Le 31 octobre dernier, le comité de discipline de la Chambre de la sécurité financière a déclaré la culpabilité des intimés Steve Gauthier (certificat no 176 986) et Mélodie Lévesque (certificat no 200 434) pour l’ensemble des chefs de leur plainte respective. Ils connaîtront leur sanction à la suite d’une prochaine audience.

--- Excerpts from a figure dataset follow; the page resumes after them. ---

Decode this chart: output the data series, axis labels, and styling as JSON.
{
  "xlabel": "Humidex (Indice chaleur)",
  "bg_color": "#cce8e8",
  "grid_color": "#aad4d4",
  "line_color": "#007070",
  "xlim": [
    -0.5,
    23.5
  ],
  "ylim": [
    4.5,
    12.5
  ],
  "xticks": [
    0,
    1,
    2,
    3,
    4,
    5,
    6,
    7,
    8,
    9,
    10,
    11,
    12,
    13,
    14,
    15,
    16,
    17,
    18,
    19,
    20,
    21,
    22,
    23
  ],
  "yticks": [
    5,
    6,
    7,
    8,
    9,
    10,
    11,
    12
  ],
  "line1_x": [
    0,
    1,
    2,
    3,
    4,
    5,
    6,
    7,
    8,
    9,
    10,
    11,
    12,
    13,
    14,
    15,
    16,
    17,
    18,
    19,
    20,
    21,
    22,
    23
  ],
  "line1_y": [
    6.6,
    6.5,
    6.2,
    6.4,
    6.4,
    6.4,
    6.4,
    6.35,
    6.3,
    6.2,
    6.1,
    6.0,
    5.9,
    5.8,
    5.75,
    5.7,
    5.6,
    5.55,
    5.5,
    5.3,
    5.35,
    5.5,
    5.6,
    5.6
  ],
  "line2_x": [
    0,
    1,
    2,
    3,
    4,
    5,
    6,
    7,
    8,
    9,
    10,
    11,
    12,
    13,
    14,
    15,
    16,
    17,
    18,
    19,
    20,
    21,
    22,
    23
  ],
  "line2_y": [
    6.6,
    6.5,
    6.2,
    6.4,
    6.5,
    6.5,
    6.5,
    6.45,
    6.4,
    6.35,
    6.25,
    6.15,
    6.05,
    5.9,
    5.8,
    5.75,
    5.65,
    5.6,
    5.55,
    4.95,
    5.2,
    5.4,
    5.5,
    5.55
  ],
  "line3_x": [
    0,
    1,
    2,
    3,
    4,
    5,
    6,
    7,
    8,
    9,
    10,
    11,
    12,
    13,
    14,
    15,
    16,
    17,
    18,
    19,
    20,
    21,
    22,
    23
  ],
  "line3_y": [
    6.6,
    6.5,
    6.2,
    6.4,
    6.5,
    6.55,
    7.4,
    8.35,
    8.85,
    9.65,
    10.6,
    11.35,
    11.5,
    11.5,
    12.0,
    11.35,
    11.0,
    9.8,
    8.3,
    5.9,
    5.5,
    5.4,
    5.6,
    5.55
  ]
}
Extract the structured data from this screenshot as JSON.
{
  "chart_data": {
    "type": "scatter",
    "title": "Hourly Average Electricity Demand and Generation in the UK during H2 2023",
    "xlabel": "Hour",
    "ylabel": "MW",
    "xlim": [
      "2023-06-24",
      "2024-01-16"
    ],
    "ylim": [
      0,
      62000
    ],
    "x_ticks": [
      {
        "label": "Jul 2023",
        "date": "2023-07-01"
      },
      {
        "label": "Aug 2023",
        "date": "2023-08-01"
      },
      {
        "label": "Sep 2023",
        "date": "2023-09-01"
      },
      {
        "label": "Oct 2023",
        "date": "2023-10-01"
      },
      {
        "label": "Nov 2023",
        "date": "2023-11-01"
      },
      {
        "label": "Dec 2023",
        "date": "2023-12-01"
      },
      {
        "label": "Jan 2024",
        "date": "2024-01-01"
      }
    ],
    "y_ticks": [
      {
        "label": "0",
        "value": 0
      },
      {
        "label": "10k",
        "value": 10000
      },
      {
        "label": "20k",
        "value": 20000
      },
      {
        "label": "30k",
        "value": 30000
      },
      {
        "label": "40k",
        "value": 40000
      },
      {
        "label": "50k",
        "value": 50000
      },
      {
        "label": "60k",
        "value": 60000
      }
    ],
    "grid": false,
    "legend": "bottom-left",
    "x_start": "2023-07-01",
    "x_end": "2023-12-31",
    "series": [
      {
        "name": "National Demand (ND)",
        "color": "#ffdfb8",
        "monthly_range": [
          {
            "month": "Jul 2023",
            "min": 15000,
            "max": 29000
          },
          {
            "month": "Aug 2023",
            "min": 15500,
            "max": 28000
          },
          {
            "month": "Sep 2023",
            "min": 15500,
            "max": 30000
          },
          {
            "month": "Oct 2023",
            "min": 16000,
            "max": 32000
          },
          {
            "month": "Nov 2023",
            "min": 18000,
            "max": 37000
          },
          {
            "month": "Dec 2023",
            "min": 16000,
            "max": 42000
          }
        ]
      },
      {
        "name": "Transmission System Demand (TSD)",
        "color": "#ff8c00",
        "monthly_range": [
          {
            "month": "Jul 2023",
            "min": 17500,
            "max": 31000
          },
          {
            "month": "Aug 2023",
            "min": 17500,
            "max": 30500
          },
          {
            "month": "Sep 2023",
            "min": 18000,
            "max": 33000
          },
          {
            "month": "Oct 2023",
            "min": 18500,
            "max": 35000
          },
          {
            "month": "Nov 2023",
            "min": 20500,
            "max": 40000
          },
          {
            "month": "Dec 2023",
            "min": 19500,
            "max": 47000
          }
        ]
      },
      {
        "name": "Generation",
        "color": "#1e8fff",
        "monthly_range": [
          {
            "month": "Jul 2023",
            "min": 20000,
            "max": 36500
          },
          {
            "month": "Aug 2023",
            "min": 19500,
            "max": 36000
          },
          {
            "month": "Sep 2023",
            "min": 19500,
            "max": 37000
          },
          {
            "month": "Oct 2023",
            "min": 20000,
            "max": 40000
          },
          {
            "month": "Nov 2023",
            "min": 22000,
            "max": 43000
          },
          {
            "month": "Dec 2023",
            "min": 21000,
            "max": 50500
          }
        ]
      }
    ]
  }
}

La même consommatrice de Saint-Rémi est concernée par les deux plaintes et les gestes reprochés ont eu lieu de janvier 2016 à avril 2018. Toutes les infractions sont proscrites par divers articles du Code de déontologie de la Chambre de la sécurité financière.
Le contexte
Au moment des faits, les intimés détiennent tous les deux un certificat en assurance de personnes. M. Gauthier exerce pour le cabinet d’un grand assureur depuis novembre 2009 ainsi que pour son propre cabinet depuis mars 2014.
Les intimés sont en couple depuis 2012. L’intimée Lévesque commence à exercer de juin 2013 à juin 2019 pour le même assureur ainsi que pour le cabinet de son conjoint depuis août 2014. Elle devient la co-actionnaire du cabinet en 2018.

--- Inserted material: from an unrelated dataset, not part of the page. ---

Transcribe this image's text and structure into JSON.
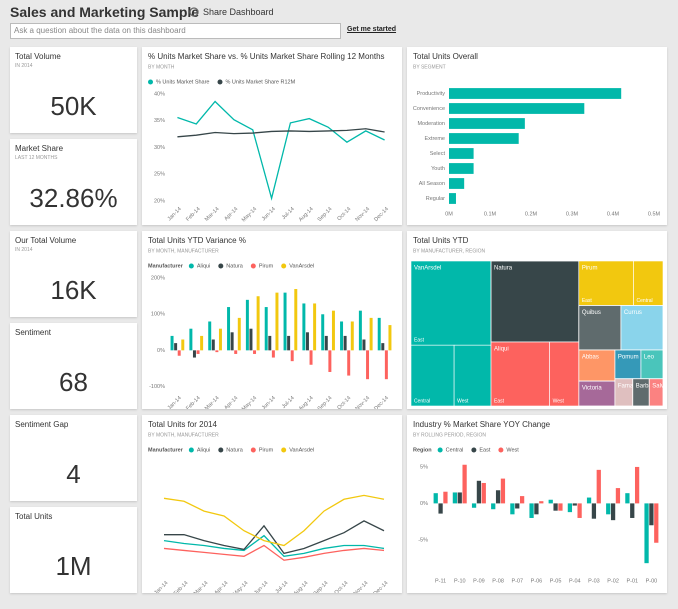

La consommatrice est la nouvelle conjointe d’un client de l’intimé Gauthier. Ils achètent une maison en septembre 2015. Le représentant rend visite à ce dernier en décembre 2015 et revient en janvier 2016 pour lui livrer une police d’assurance.

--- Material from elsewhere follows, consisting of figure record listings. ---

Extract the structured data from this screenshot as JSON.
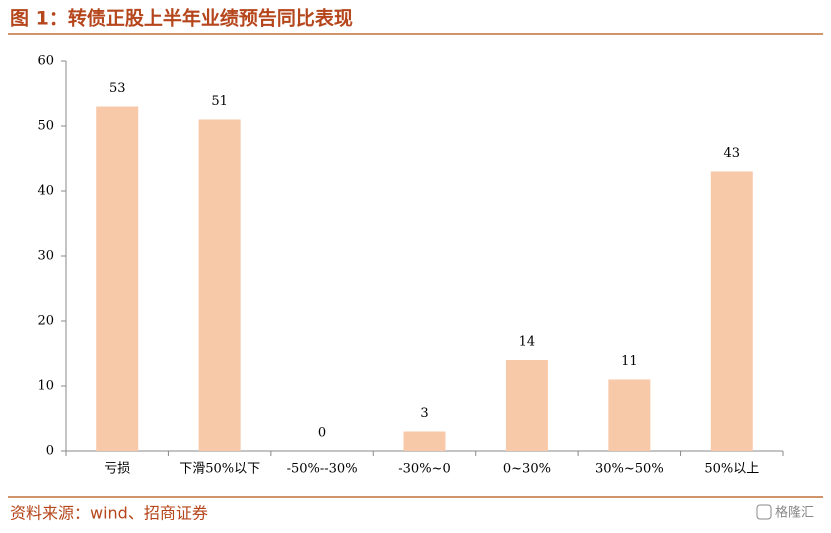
{
  "chart_data": {
    "type": "bar",
    "title": "图 1：转债正股上半年业绩预告同比表现",
    "categories": [
      "亏损",
      "下滑50%以下",
      "-50%--30%",
      "-30%~0",
      "0~30%",
      "30%~50%",
      "50%以上"
    ],
    "values": [
      53,
      51,
      0,
      3,
      14,
      11,
      43
    ],
    "color": "#f8c9a9",
    "ylim": [
      0,
      60
    ],
    "yticks": [
      0,
      10,
      20,
      30,
      40,
      50,
      60
    ],
    "grid": false,
    "source": "资料来源：wind、招商证券",
    "watermark": "格隆汇"
  }
}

À cette occasion, il prend connaissance de la police d’assurance émise par un autre assureur en décembre 2015 pour la consommatrice. Il lui fait souscrire en remplacement une proposition d’assurance vie avec l’assureur qu’il représente, pour laquelle la cliente verse la première place afin de profiter d’une assurance provisoire.
Elle procède ensuite à un arrêt de paiement de la prime payable pour le premier contrat, qui est annulé le 21 février 2016.
L’intimé Gauthier commet une première infraction en omettant de recommander à la cliente d’attendre l’émission du nouveau contrat d’assurance avant de résilier le contrat existant, créant ainsi un découvert d’assurance (chef 1). Le comité a retenu la version de la cliente et non celle soumise par l’intimé.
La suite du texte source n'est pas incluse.